Übungsweg der Dankbarkeit: Impuls 4
Seit 3 Wochen sind wir nun bereits auf unserem Übungsweg der Dankbarkeit unterwegs. Wahrscheinlich geht es Ihnen wie mir: An manchen Tagen fällt eine dankbare Haltung leichter, an anderen tun wir uns schwer damit und sehen eher das, was nicht gelingt, was uns stört. Manche Lebensumstände fordern uns besonders heraus und machen es uns schwer, ein dankbares Herz zu bewahren.
Der Apostel Paulus schreibt der Gemeinde in Thessalonich in seinem ersten Brief: „Dankt für alles! Denn das will Gott von euch, die ihr Christus Jesus gehört“. Die evangelische Pfarrerin Julia Schnizlein verweist darauf dass die Aufforderung, für alles dankbar zu sein, in manchen Situationen zynisch klingt.

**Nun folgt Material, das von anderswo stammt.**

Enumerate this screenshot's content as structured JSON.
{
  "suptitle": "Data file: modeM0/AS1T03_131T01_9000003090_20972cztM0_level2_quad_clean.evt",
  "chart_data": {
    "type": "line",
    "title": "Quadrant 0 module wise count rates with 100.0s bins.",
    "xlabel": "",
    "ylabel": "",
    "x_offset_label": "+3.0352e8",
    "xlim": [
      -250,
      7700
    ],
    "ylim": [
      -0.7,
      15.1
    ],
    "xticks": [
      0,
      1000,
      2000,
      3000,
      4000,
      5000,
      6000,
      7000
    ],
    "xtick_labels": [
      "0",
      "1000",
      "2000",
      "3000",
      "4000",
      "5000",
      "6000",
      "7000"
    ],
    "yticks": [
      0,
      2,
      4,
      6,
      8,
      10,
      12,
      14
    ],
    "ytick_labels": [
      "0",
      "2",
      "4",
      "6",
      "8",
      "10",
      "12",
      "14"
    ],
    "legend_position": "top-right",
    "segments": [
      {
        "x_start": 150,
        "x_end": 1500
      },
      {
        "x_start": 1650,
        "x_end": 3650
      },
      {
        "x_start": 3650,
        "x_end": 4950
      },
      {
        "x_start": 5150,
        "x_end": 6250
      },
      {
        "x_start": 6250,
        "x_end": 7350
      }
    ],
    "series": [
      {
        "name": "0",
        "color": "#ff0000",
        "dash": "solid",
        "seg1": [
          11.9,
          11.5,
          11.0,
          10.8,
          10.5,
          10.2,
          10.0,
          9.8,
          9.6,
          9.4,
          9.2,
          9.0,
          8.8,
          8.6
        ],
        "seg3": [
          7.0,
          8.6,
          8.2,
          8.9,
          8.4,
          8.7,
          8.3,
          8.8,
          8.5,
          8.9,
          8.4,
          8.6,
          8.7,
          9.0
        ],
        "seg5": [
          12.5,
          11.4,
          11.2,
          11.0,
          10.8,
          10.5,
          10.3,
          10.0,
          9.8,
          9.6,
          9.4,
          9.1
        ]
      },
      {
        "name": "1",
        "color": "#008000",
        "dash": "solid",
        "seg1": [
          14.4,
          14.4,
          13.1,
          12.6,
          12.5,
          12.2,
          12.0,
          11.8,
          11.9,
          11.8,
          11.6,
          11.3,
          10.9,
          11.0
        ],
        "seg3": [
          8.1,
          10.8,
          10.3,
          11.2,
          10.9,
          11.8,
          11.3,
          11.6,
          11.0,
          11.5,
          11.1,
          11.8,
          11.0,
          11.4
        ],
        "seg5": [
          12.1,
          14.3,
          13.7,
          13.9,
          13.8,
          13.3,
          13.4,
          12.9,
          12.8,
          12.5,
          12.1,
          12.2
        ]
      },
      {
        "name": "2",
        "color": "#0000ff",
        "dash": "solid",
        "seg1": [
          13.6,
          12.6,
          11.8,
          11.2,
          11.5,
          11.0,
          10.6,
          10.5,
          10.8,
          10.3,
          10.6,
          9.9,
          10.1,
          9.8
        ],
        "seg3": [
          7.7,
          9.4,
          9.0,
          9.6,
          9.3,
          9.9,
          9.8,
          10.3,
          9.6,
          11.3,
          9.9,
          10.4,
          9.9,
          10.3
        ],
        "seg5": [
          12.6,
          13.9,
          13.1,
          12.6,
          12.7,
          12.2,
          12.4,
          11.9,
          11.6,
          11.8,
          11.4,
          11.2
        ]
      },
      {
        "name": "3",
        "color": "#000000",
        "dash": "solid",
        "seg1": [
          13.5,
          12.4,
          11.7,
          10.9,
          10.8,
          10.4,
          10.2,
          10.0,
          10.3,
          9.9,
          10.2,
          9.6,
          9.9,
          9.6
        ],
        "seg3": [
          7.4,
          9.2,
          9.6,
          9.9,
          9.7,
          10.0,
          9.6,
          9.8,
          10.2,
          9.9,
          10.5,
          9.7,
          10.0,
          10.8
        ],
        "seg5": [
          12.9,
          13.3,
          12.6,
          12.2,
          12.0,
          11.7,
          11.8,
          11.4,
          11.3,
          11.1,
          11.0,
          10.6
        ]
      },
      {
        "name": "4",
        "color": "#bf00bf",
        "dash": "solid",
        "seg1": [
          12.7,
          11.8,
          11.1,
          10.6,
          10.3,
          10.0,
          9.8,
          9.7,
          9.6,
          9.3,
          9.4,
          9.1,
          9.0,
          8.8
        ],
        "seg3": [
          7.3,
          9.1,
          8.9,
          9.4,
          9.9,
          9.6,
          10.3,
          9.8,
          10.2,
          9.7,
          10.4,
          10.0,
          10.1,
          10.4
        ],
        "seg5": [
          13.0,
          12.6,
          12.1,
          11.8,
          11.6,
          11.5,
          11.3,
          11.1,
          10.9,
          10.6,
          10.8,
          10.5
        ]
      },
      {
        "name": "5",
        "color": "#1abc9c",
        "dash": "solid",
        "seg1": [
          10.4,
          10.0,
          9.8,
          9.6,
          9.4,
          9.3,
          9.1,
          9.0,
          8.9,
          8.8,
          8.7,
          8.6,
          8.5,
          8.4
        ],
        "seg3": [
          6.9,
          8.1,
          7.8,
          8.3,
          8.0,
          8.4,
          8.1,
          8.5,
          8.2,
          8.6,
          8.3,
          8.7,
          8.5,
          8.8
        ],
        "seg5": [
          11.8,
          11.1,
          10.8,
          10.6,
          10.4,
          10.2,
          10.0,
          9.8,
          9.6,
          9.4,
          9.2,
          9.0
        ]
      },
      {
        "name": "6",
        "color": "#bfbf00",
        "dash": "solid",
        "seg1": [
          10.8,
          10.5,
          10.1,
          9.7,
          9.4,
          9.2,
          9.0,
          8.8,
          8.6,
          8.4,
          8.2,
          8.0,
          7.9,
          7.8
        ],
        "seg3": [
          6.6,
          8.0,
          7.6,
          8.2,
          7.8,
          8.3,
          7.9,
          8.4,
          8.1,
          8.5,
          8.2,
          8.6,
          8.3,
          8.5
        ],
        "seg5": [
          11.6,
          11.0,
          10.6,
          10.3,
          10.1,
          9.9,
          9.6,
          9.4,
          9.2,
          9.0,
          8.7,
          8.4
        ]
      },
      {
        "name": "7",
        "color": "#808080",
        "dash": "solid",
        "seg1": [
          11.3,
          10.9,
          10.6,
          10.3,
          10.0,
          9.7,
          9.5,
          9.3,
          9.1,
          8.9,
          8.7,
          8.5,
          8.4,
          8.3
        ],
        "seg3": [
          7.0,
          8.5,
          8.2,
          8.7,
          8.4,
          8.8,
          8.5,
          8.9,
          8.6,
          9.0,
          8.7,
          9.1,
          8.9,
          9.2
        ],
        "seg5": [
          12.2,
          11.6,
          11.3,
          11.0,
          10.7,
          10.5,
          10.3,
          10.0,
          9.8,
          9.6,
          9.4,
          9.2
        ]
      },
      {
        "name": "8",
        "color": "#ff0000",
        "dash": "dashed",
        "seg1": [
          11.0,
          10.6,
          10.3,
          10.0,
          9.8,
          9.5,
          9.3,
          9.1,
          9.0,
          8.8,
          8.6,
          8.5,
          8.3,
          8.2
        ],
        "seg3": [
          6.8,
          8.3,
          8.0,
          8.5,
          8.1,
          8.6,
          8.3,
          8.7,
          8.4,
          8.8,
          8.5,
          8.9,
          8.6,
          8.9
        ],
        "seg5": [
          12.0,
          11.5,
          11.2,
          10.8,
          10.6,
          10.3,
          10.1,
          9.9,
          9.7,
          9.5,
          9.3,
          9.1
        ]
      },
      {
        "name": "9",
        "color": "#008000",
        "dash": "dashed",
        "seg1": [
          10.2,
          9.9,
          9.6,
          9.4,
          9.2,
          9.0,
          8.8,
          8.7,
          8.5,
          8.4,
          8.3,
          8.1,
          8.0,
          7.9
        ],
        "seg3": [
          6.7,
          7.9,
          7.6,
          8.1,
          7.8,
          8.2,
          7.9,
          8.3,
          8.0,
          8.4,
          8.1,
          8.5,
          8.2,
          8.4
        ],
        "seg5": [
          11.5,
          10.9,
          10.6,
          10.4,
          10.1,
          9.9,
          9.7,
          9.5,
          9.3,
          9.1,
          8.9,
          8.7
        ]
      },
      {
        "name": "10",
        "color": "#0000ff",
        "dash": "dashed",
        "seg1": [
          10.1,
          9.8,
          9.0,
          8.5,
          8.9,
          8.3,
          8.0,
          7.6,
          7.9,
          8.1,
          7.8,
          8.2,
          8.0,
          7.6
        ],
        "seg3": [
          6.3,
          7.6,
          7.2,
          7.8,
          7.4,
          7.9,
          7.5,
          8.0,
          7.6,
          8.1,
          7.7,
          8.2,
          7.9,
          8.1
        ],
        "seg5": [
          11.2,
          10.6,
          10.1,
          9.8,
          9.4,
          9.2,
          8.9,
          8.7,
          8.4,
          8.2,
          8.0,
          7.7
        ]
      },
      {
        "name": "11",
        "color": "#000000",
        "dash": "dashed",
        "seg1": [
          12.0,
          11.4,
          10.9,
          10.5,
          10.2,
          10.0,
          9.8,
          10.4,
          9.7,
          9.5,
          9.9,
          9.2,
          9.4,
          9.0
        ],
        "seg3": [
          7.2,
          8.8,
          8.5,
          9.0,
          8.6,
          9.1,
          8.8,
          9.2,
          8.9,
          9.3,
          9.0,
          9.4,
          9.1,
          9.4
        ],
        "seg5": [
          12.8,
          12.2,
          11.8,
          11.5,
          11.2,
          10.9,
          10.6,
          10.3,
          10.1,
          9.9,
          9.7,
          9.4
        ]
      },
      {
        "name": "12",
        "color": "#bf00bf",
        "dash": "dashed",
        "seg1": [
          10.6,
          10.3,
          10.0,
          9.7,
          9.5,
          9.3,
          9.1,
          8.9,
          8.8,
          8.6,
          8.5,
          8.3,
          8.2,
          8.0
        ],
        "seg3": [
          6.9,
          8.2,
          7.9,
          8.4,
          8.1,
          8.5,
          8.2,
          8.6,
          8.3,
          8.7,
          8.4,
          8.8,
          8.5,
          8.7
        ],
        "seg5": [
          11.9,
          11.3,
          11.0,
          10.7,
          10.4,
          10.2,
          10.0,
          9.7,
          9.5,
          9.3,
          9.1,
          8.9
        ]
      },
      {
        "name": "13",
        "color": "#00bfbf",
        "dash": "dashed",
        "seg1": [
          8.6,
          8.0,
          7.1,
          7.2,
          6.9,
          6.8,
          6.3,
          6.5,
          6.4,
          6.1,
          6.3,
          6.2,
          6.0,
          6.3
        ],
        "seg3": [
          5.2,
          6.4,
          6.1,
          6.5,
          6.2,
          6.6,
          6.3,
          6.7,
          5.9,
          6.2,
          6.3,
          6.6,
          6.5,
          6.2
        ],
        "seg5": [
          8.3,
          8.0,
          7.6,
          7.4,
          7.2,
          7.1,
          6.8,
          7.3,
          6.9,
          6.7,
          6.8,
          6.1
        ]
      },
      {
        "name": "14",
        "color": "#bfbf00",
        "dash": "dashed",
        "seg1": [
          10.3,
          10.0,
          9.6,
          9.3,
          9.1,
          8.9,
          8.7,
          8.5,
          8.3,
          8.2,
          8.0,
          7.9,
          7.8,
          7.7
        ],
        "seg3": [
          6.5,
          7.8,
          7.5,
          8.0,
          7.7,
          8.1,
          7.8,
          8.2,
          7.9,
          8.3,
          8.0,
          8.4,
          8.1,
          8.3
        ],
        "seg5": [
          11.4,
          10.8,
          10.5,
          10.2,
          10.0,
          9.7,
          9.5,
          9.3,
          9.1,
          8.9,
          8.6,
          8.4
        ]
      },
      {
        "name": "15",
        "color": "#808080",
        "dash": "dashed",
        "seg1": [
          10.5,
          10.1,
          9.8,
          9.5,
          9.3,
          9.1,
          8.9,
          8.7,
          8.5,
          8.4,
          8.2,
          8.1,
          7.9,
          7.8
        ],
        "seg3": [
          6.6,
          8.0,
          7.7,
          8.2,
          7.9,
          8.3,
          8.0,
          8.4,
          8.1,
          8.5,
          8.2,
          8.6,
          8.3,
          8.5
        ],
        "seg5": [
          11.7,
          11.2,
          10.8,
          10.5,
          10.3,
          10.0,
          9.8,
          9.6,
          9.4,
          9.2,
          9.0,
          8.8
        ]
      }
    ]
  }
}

Sie erzählt auf Instagram die Geschichte von Corrie Ten Boom: „Die niederländische Christin wurde 1944 ins Konzentrationslager eingeliefert, weil sie Juden versteckt hatte. Gemeinsam mit ihrer Schwester wurde sie in einer Baracke untergebracht. Der Gestank war nicht zu ertragen und sie war mit Flöhen komplett verseucht. Den beiden Schwestern war es gelungen, eine Bibel in das Lager zu schmuggeln, wobei das Bibellesen bei Todesstrafe verboten war. Abends hielten sie Bibelstunden mit anderen und lasen bei Paulus: „Seid dankbar in allen Dingen“. Corrie meinte: „Niemals im Leben werde ich Gott für diese höllischen Flöhe danken“. Die nächtlichen Bibelstunden zogen immer mehr Frauen an. Sie gaben ihnen Mut und Überlebenswillen. Corrie wunderte sich, warum ihre Baracke niemals kontrolliert und die Bibelstunden nicht entdeckt wurden. Da meinten die anderen: „Die Wärterinnen wollen sich keine Flöhe einfangen – daher kontrollieren sie die Baracke nicht.“ Und Corrie betete: „Gott, ich danke dir für die Flöhe!“
Niemandem steht es zu, von anderen Menschen in schwierigen Lebenssituationen Dankbarkeit einzufordern. Das wäre tatsächlich zynisch. Aber im Rückblick gelingt es uns vielleicht manchmal, für Umstände „Danke!“ zu sagen, die im Durchleben und Durchleiden fast unerträglich schienen. Manchmal eröffnet sich uns rückblickend ein Sinn, der uns in der Situation verschlossen geblieben ist. Für ein „Danke!“ ist es jedoch nie zu spät.